Braided Memories ~ Pages from my Diary
After chasing my cousins on a sultry summer day, I fell into my grandmother’s lap. She stroked her fingers into my hair and it felt heavenly. She unclipped my hair and I rested my little head close to her bosom. As she blew air on my scalp and with the sweat beads evaporating, summer turned into spring. ‘You have beautiful hair,’ she said and started braiding my hair. Too tired to argue, I let her make two braids turning one side after another. ‘Go see in the mirror, how pretty you look’ and I darted into my parents’ bedroom and loved what I saw.
June 21st, 1991
I love playing with Shilpa. I think we can be good friends. We talked about writing letters to each other and she said we will be pen friends. I hope we go to Pinjore on Saturday and eat cassata. Grandma made two chottis on me and I like it. I think I will buy ribbons matching with my school uniform. I’ll tell Mamma to buy ribbon when she will go to market.
Restlessly, I rubbed my eyes, paced towards the corner and lifted the newspaper. In about fours hours, I had to be ready for Richa’s birthday party. With constant flipping of magazines and channels, I was confused. I had to look pretty, ‘I will straighten my hair,’ I thought. It was the new cool thing. I washed my hair but another load shed dashed my hopes for the evening. I was about to cancel my plans when grandmother entered. ‘Anything wrong?’ ‘Look at my hair, I don’t want to go like this,’ I grumbled. ‘Why don’t you braid it?’ grandmother asked. It wasn’t the best of ideas, but I dazzled it with a hair band and rocked the party.
August 5th, 1998
It was the best day ever. I looked way better than Anjali. Just when I was about to cancel my plans, grandma told me to braid my hair. I did that and I looked so pretty. Even Rohan complimented me. I should try that often and I need a nice bag.
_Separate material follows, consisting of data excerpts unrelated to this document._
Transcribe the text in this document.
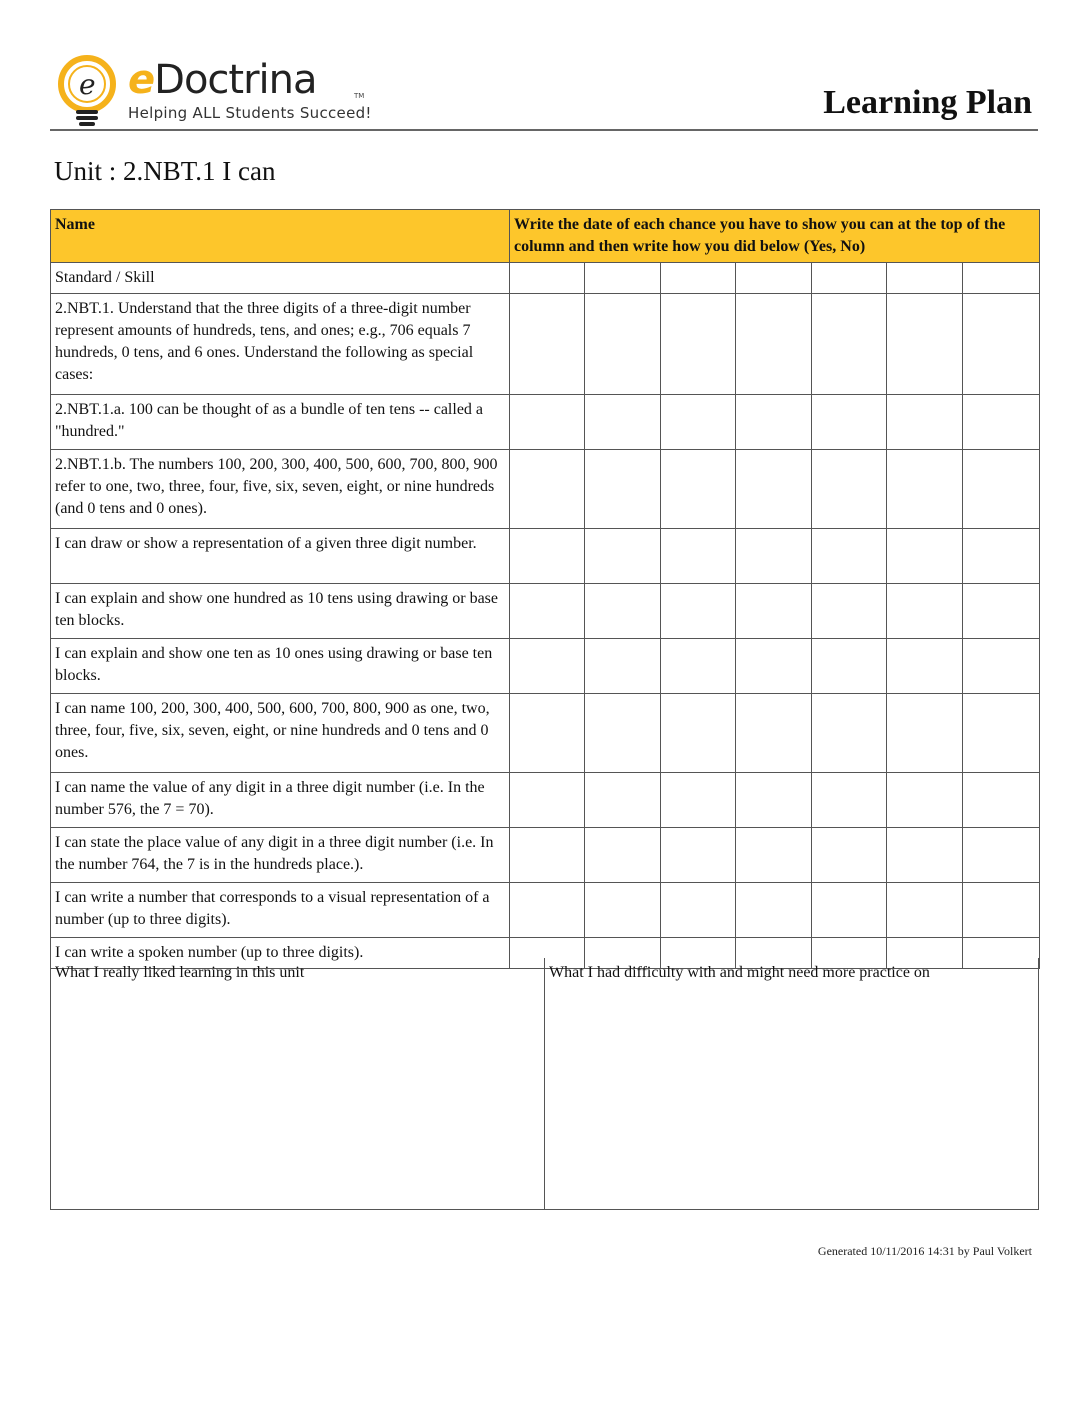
e eDoctrina
Helping ALL Students Succeed!
TM	Learning Plan
Unit : 2.NBT.1 I can
Name	Write the date of each chance you have to show you can at the top of the column and then write how you did below (Yes, No)						
Standard / Skill							
2.NBT.1. Understand that the three digits of a three-digit number represent amounts of hundreds, tens, and ones; e.g., 706 equals 7 hundreds, 0 tens, and 6 ones. Understand the following as special cases:							
2.NBT.1.a. 100 can be thought of as a bundle of ten tens -- called a "hundred."							
2.NBT.1.b. The numbers 100, 200, 300, 400, 500, 600, 700, 800, 900 refer to one, two, three, four, five, six, seven, eight, or nine hundreds (and 0 tens and 0 ones).							
I can draw or show a representation of a given three digit number.							
I can explain and show one hundred as 10 tens using drawing or base ten blocks.							
I can explain and show one ten as 10 ones using drawing or base ten blocks.							
I can name 100, 200, 300, 400, 500, 600, 700, 800, 900 as one, two, three, four, five, six, seven, eight, or nine hundreds and 0 tens and 0 ones.							
I can name the value of any digit in a three digit number (i.e. In the number 576, the 7 = 70).							
I can state the place value of any digit in a three digit number (i.e. In the number 764, the 7 is in the hundreds place.).							
I can write a number that corresponds to a visual representation of a number (up to three digits).							
I can write a spoken number (up to three digits).							
What I really liked learning in this unit	What I had difficulty with and might need more practice on
Generated 10/11/2016 14:31 by Paul Volkert
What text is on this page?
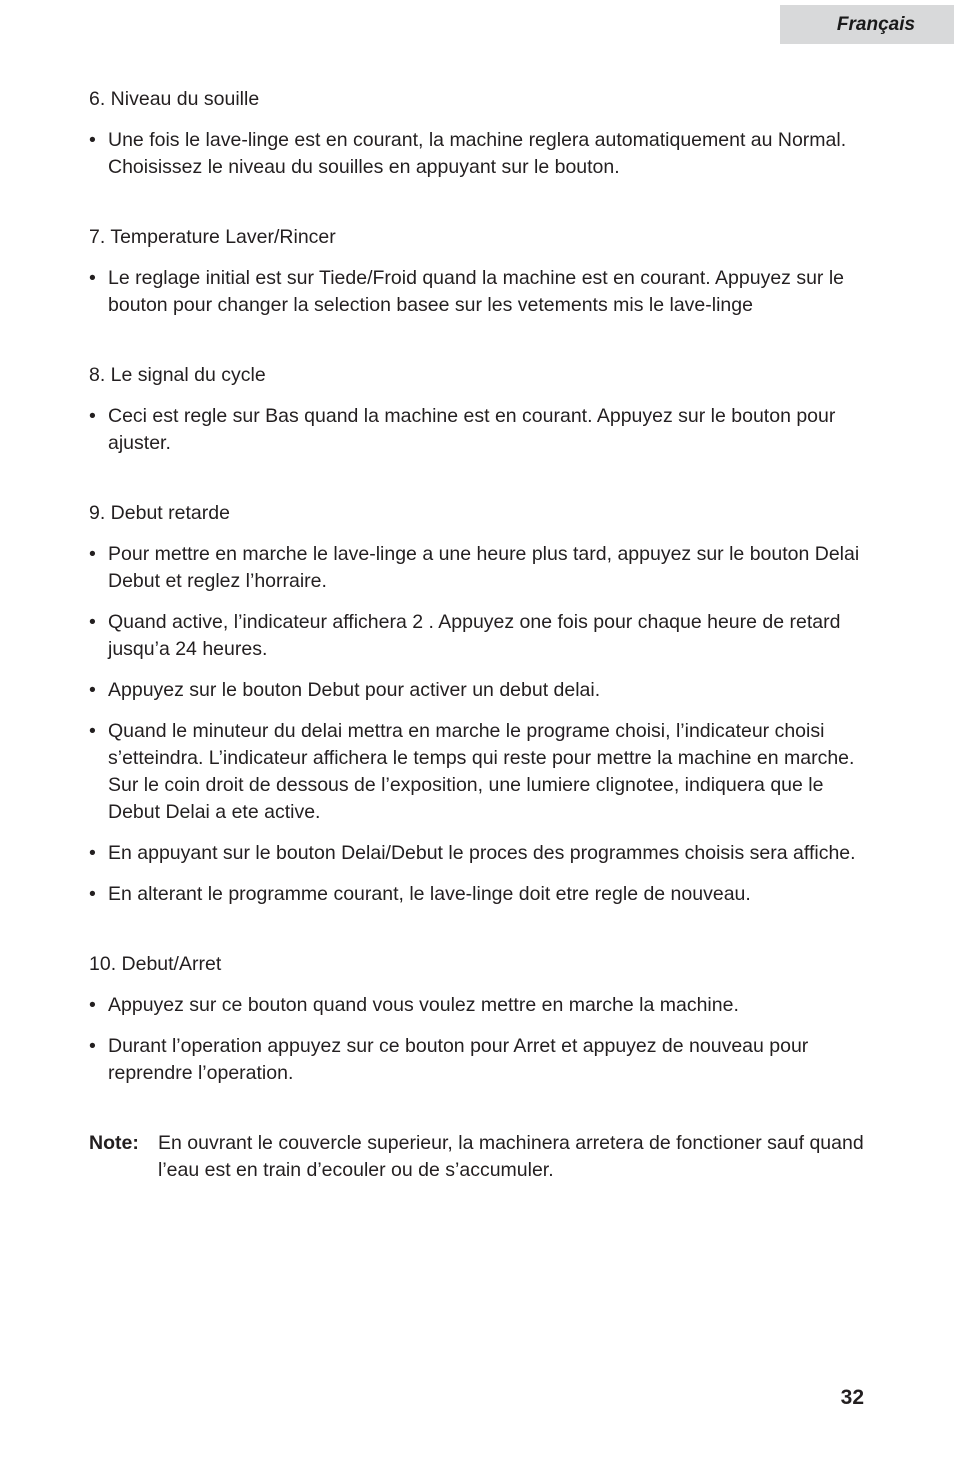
Français
6. Niveau du souille
• Une fois le lave-linge est en courant, la machine reglera automatiquement au Normal. Choisissez le niveau du souilles en appuyant sur le bouton.
7. Temperature Laver/Rincer
• Le reglage initial est sur Tiede/Froid quand la machine est en courant. Appuyez sur le bouton pour changer la selection basee sur les vetements mis le lave-linge
8. Le signal du cycle
• Ceci est regle sur Bas quand la machine est en courant. Appuyez sur le bouton pour ajuster.
9. Debut retarde
• Pour mettre en marche le lave-linge a une heure plus tard, appuyez sur le bouton Delai Debut et reglez l’horraire.
• Quand active, l’indicateur affichera 2 . Appuyez one fois pour chaque heure de retard jusqu’a 24 heures.
• Appuyez sur le bouton Debut pour activer un debut delai.
• Quand le minuteur du delai mettra en marche le programe choisi, l’indicateur choisi s’etteindra. L’indicateur affichera le temps qui reste pour mettre la machine en marche. Sur le coin droit de dessous de l’exposition, une lumiere clignotee, indiquera que le Debut Delai a ete active.
• En appuyant sur le bouton Delai/Debut le proces des programmes choisis sera affiche.
• En alterant le programme courant, le lave-linge doit etre regle de nouveau.
10. Debut/Arret
• Appuyez sur ce bouton quand vous voulez mettre en marche la machine.
• Durant l’operation appuyez sur ce bouton pour Arret et appuyez de nouveau pour reprendre l’operation.
Note: En ouvrant le couvercle superieur, la machinera arretera de fonctioner sauf quand l’eau est en train d’ecouler ou de s’accumuler.
32
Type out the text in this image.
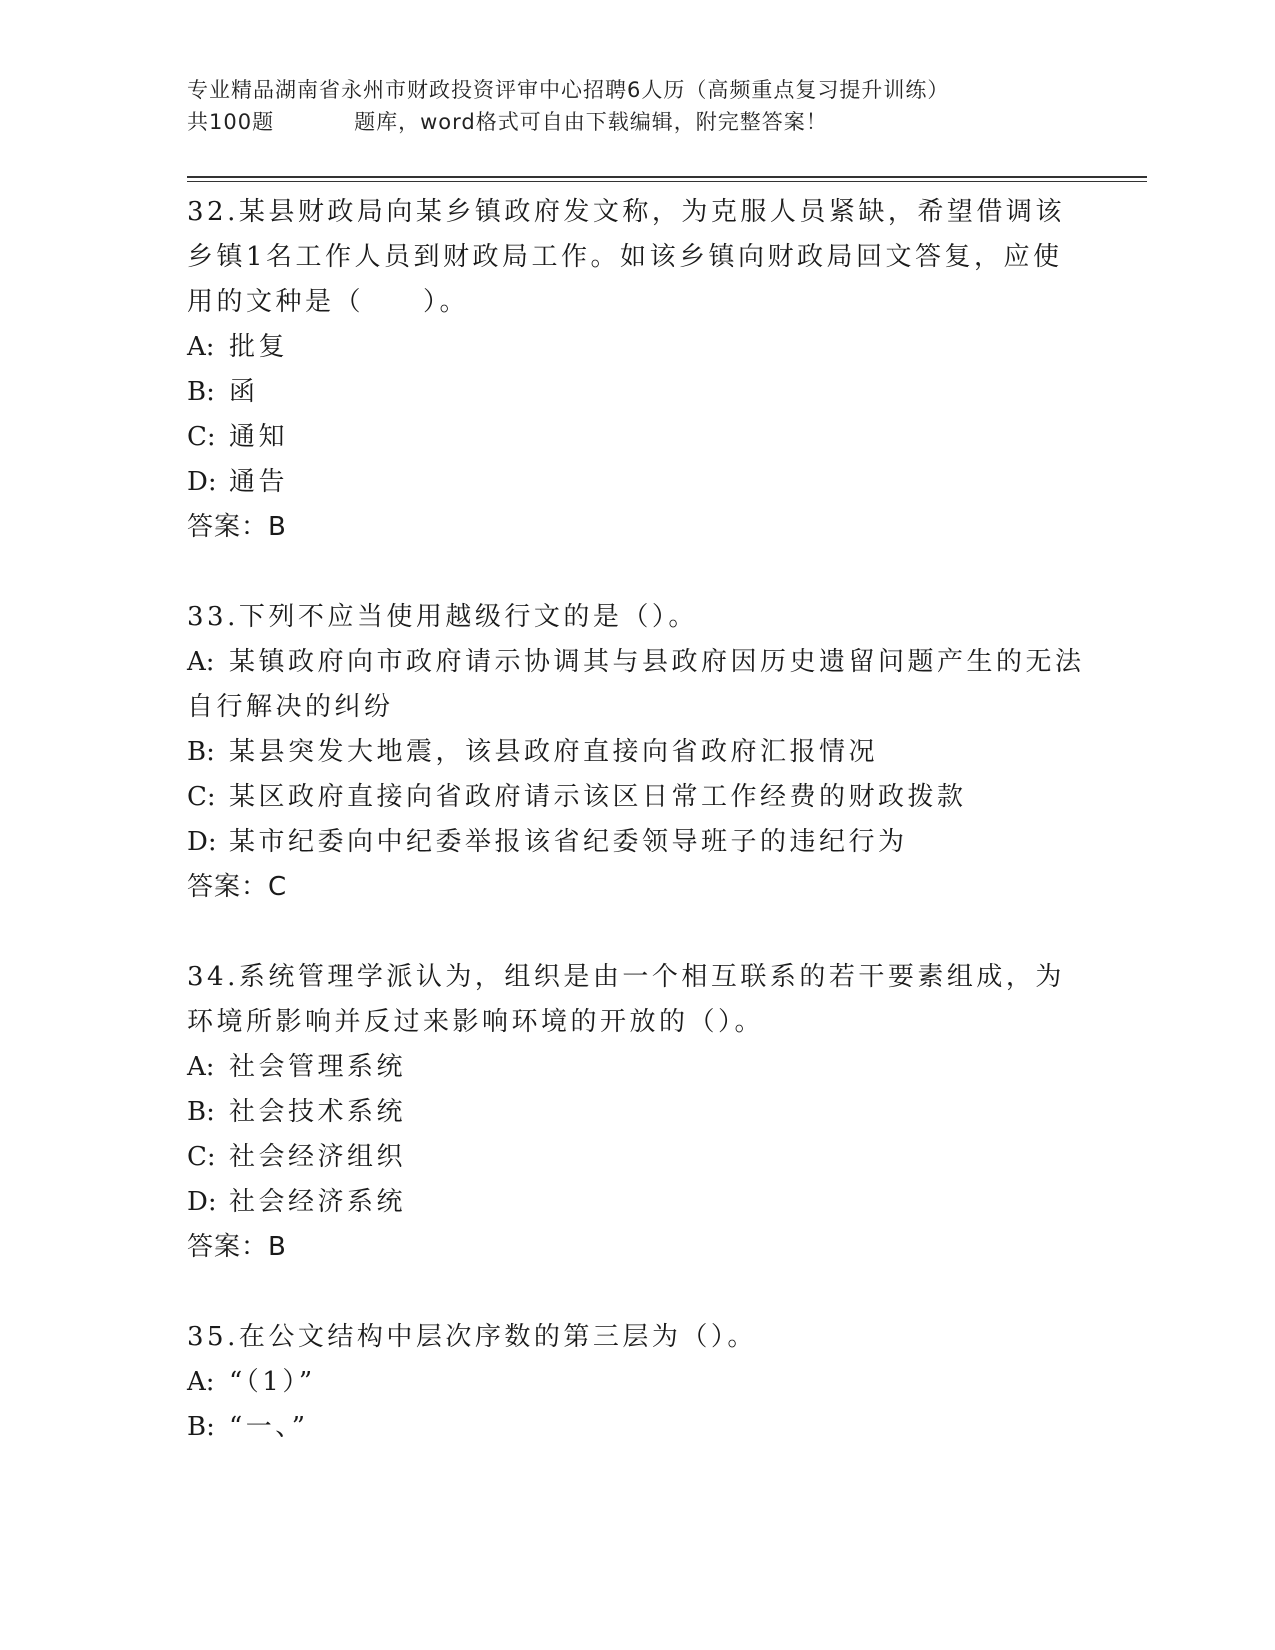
专业精品湖南省永州市财政投资评审中心招聘6人历（高频重点复习提升训练）
共100题	题库，word格式可自由下载编辑，附完整答案！

32.某县财政局向某乡镇政府发文称，为克服人员紧缺，希望借调该乡镇1名工作人员到财政局工作。如该乡镇向财政局回文答复，应使用的文种是（　　）。

A: 批复

B: 函

C: 通知

D: 通告

答案：B

33.下列不应当使用越级行文的是（）。

A: 某镇政府向市政府请示协调其与县政府因历史遗留问题产生的无法自行解决的纠纷

B: 某县突发大地震，该县政府直接向省政府汇报情况

C: 某区政府直接向省政府请示该区日常工作经费的财政拨款

D: 某市纪委向中纪委举报该省纪委领导班子的违纪行为

答案：C

34.系统管理学派认为，组织是由一个相互联系的若干要素组成，为环境所影响并反过来影响环境的开放的（）。

A: 社会管理系统

B: 社会技术系统

C: 社会经济组织

D: 社会经济系统

答案：B

35.在公文结构中层次序数的第三层为（）。

A: “（1）”

B: “一、”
I was in a pitiful state as to what to do, deeply disturbed; my life was in a mess. Loss of a loved one can change you in unbelievable ways. I missed my grandmother, her wit and warmth had helped me sail through many tough times. Coupled with a breakup, work-wise, life-wise, family-wise and hair-wise, it was all dull. I went to her room after I came back from Office. I have always loved the view from her window and I sat there, opened the old album and lived all our memories. Dad came too and we talked about everything. It was like having a conversation with yourself. I felt light.
March 7th, 2005
I have some peace today. I can’t discuss my break-up with anyone and something is surely wrong with my new boss. Dad and me sat in grandma’s room and I found her picture in the almirah. She was looking very beautiful. I wish I age like her, gracefully. I found some peace and solutions. Will start meditating to clear my soul and use better shampoo and braiding to soothe my hair.
For a couple of years life has been an excellent teacher. I learnt from my mistakes and won accolades at work and compliments for my looks, especially hair. With constant nourishment and care I became a head-turner. Those dull, unhealthy hair with split ends were gone. Food, exercise and a better hair care range gave me perfect tresses. On my wedding day, I flaunted a braid, a perfect braid and adorned it with grandmother’s memories. I needn’t ask anyone for ‘how I looked?’...the look on their face was answer enough. My body, mind and heart were in a state of bliss.
April 15th, 2009
2009 is a great year for me. I would always treasure it. After marriage, life has been busy but I’m loving it. We got the wedding album yesterday and the pictures are stunning. I don’t know it’s the braid or something else, I think I quite resemble grandma and I miss her.
Transition from girl to woman changes you but few things become a part of your existence and taking care of myself is one of those. Though being a mother to a three year old girl I have very little time to spare for myself but using a good shampoo has worked. On hectic days, especially in summer, I knead my hair into a braid and it is as smooth as it was first when grandmother introduced it to me and I feel the twist and turn of my hair holds her love till date.
March 18th, 2013
Siya is becoming very naughty. I have to look for some summer activities for her. She has fine hair and I hope she keeps it long when she grows up. If grandma would have been alive, she would have given her braids. Today when I was getting ready and saw myself in the mirror, I felt I resemble her. I think aging gracefully is in our genes.